Using a Machine with a Humane Motivation? What Is the Contribution Digital Strategies Can Make Towards Museum Decolonisation and Recognition of the Global Interweavings?

A Report about Conceiving a Web Portal on Decolonisation, Restitution, and Repatriation within the State Ethnographic Collections of Saxony (SES)

Decolonisation is a process without a singular solution or an easy answer. Rather, we, the curators of the new web portal of the State Ethnographic Collections of Saxony (SES)[1], perceive it as a multi-vocal and violent process which we attempt to push forward by means of this platform. As museums still tend to attract an older white audience with high levels of formal education, we attempt to address other groups and thus to democratise museum spaces through digital communication.

We have two principal goals. First, the website is meant to inform visitors about restitution and repatriation processes within the SES as openly and transparently as possible. Second, in opening a digital space for discussion, the website aims at activating parts of the local public, museum personnel, activists, scientists, and diasporic communities to engage locally with colonial pasts and neo-colonial repercussions they experience themselves in their personal surroundings. An insight into current projects of the museum conveys in how far local commitment and knowledge is connected to international relationships in past and present.
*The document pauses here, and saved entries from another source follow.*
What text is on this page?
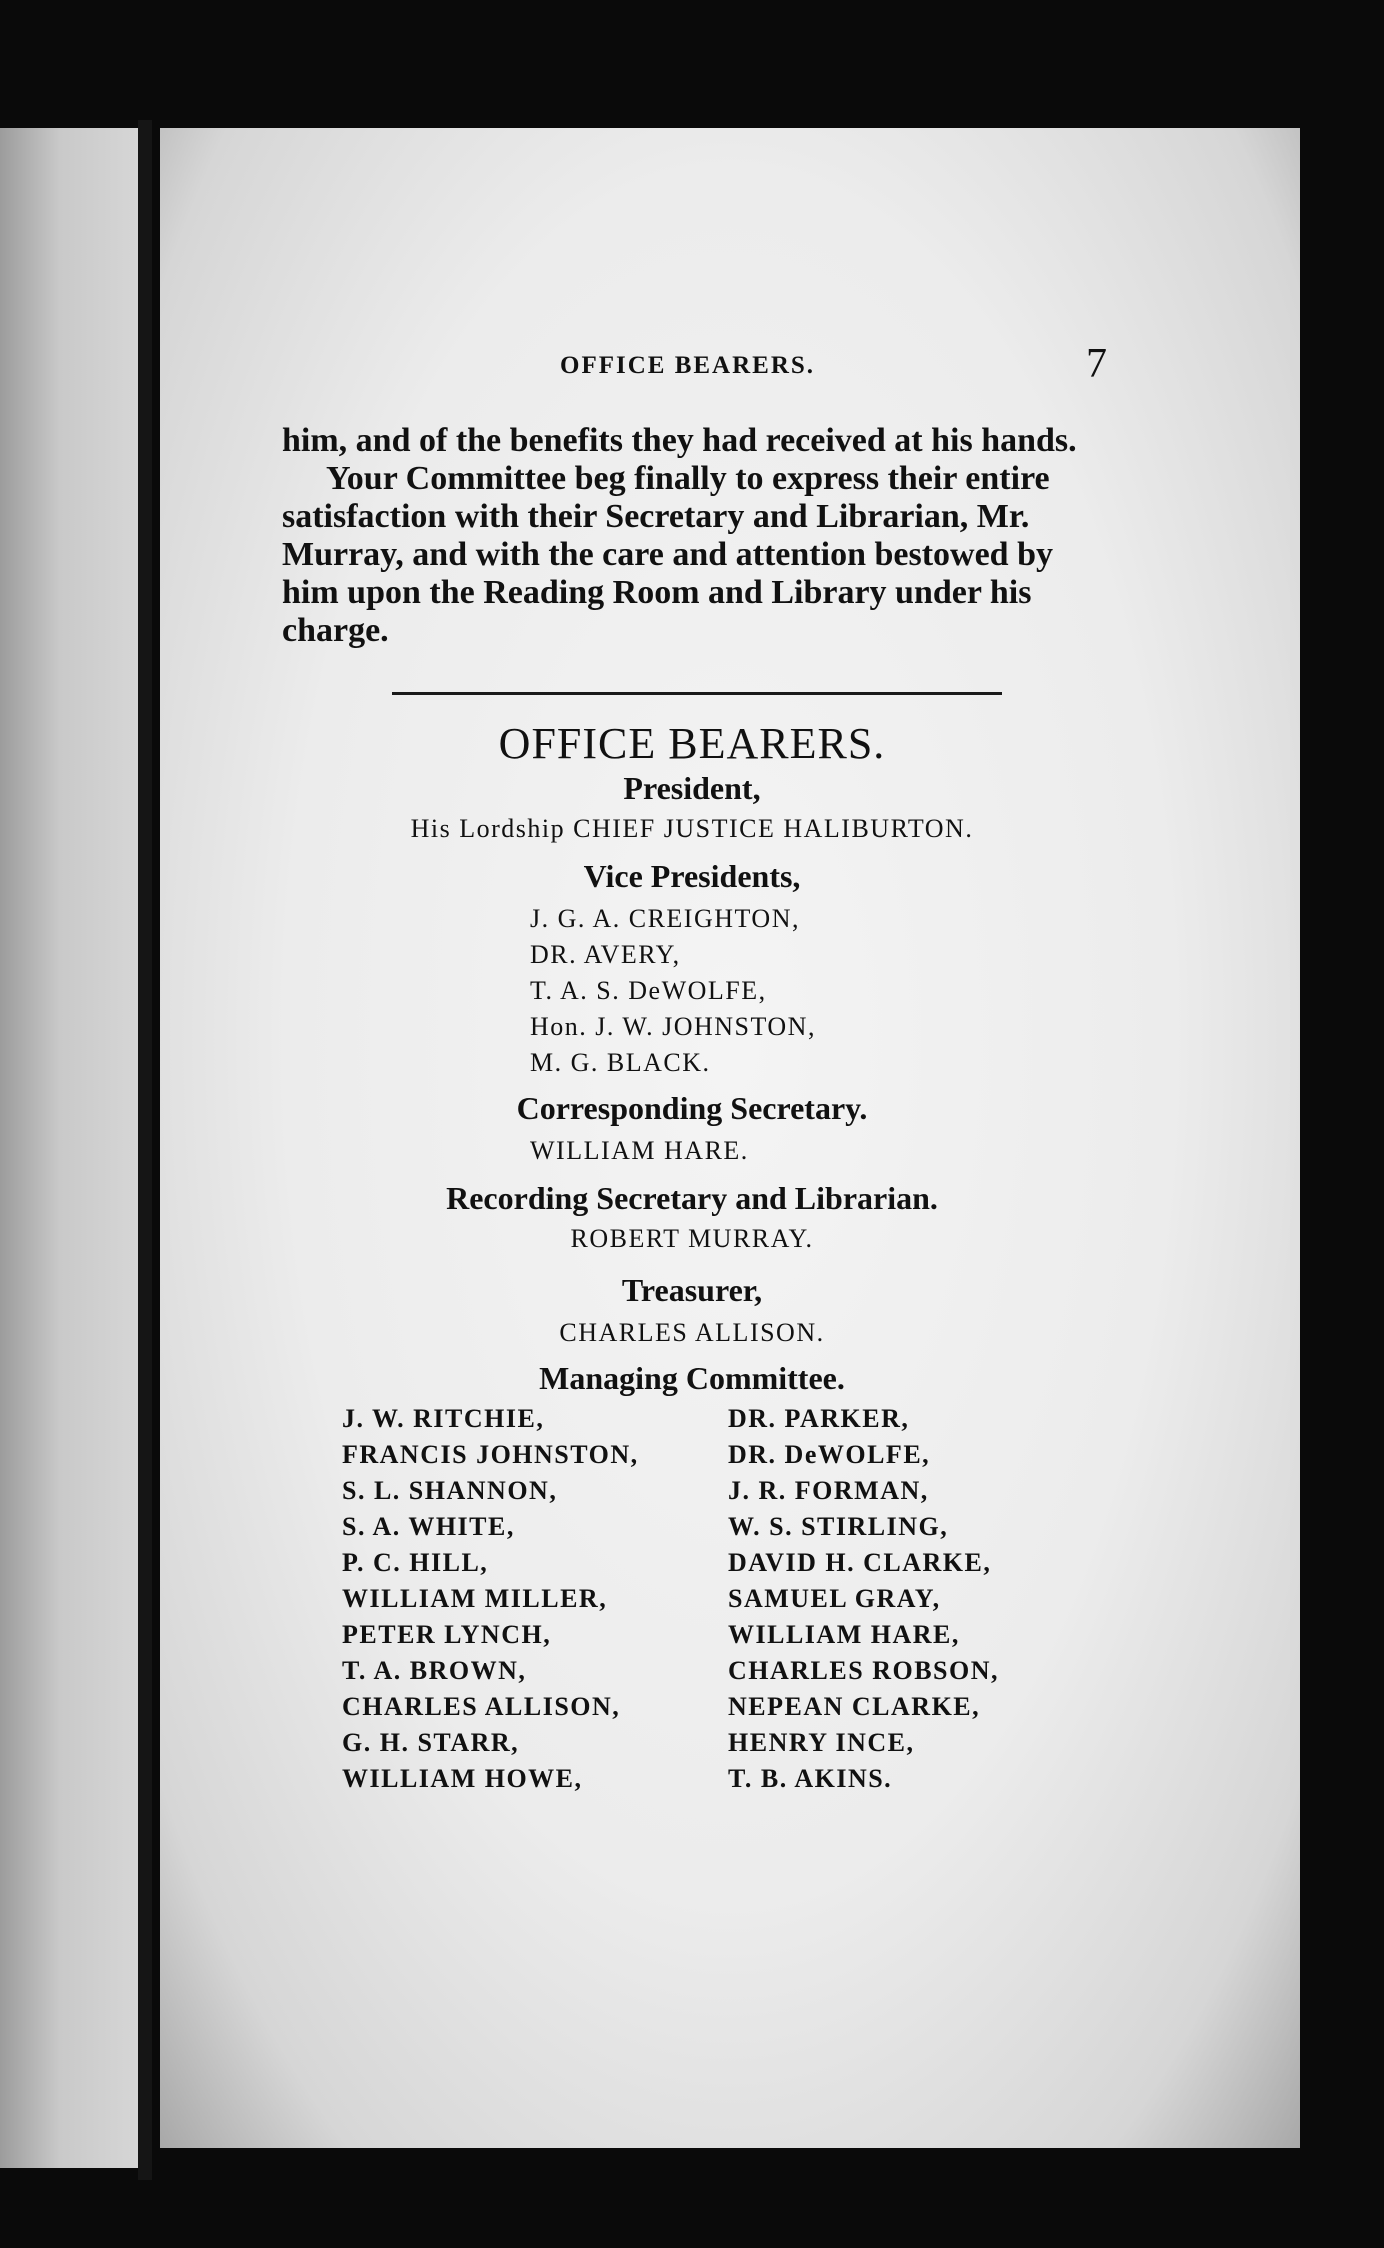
OFFICE BEARERS.	7
him, and of the benefits they had received at his hands.
Your Committee beg finally to express their entire
satisfaction with their Secretary and Librarian, Mr.
Murray, and with the care and attention bestowed by
him upon the Reading Room and Library under his
charge.
OFFICE BEARERS.
President,
His Lordship CHIEF JUSTICE HALIBURTON.
Vice Presidents,
J. G. A. CREIGHTON,
DR. AVERY,
T. A. S. DeWOLFE,
Hon. J. W. JOHNSTON,
M. G. BLACK.
Corresponding Secretary.
WILLIAM HARE.
Recording Secretary and Librarian.
ROBERT MURRAY.
Treasurer,
CHARLES ALLISON.
Managing Committee.
J. W. RITCHIE,
FRANCIS JOHNSTON,
S. L. SHANNON,
S. A. WHITE,
P. C. HILL,
WILLIAM MILLER,
PETER LYNCH,
T. A. BROWN,
CHARLES ALLISON,
G. H. STARR,
WILLIAM HOWE,
DR. PARKER,
DR. DeWOLFE,
J. R. FORMAN,
W. S. STIRLING,
DAVID H. CLARKE,
SAMUEL GRAY,
WILLIAM HARE,
CHARLES ROBSON,
NEPEAN CLARKE,
HENRY INCE,
T. B. AKINS.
The website is continually developed and we hope that in future shapes it will be a platform for anybody to learn and exchange internationally about the consequences of colonial interactions. In how far the website will gain momentum remains unclear. However, we hope to inspire other ethnographic collections to invest in means to make their internal challenges transparent to the public through decentralised access.

The Website provides an overview of the museums’ current and past attempts to more transparently communicate about their collections. Image by Staatliche Kunstsammlungen Dresden, ed. by Jan Heidtmann und Miriam Hamburger.

 

Also quite centrally, the website picks up common questions from the public debate about repatriation and tries to answer them in a differentiated and critical way. Image by Staatliche Kunstsammlungen Dresden, ed. by Jan Heidtmann und Miriam Hamburger.

The portal explains why simply legally owning objects from all over the world does not go hand in hand with ethical global relationships. On point links to the online collection (German only) bring across an impression of what objects we are talking about. Image by Staatliche Kunstsammlungen Dresden, ed. by Jan Heidtmann und Miriam Hamburger.

 

Jan Heidtmann (M.A.) studied British Studies and Transcultural Studies in Leipzig and Bremen. Mainly, his work focusses on critical diversity as much as on how to raise awareness about colonial continuities to a broader audience. As a freelancer he is co-responsible for the web portal on “Decolonisation, Restitution, and Repatriation”.


Footnotes

[1] SES, short for State Ethnographic Collections of Saxony, comprise three ethnographic museums in Saxony that are each member of the State Art Collections of Saxony (SKD). Namely, the museums concerned are the ethnographic museums of Dresden, Leipzig, and Herrnhut.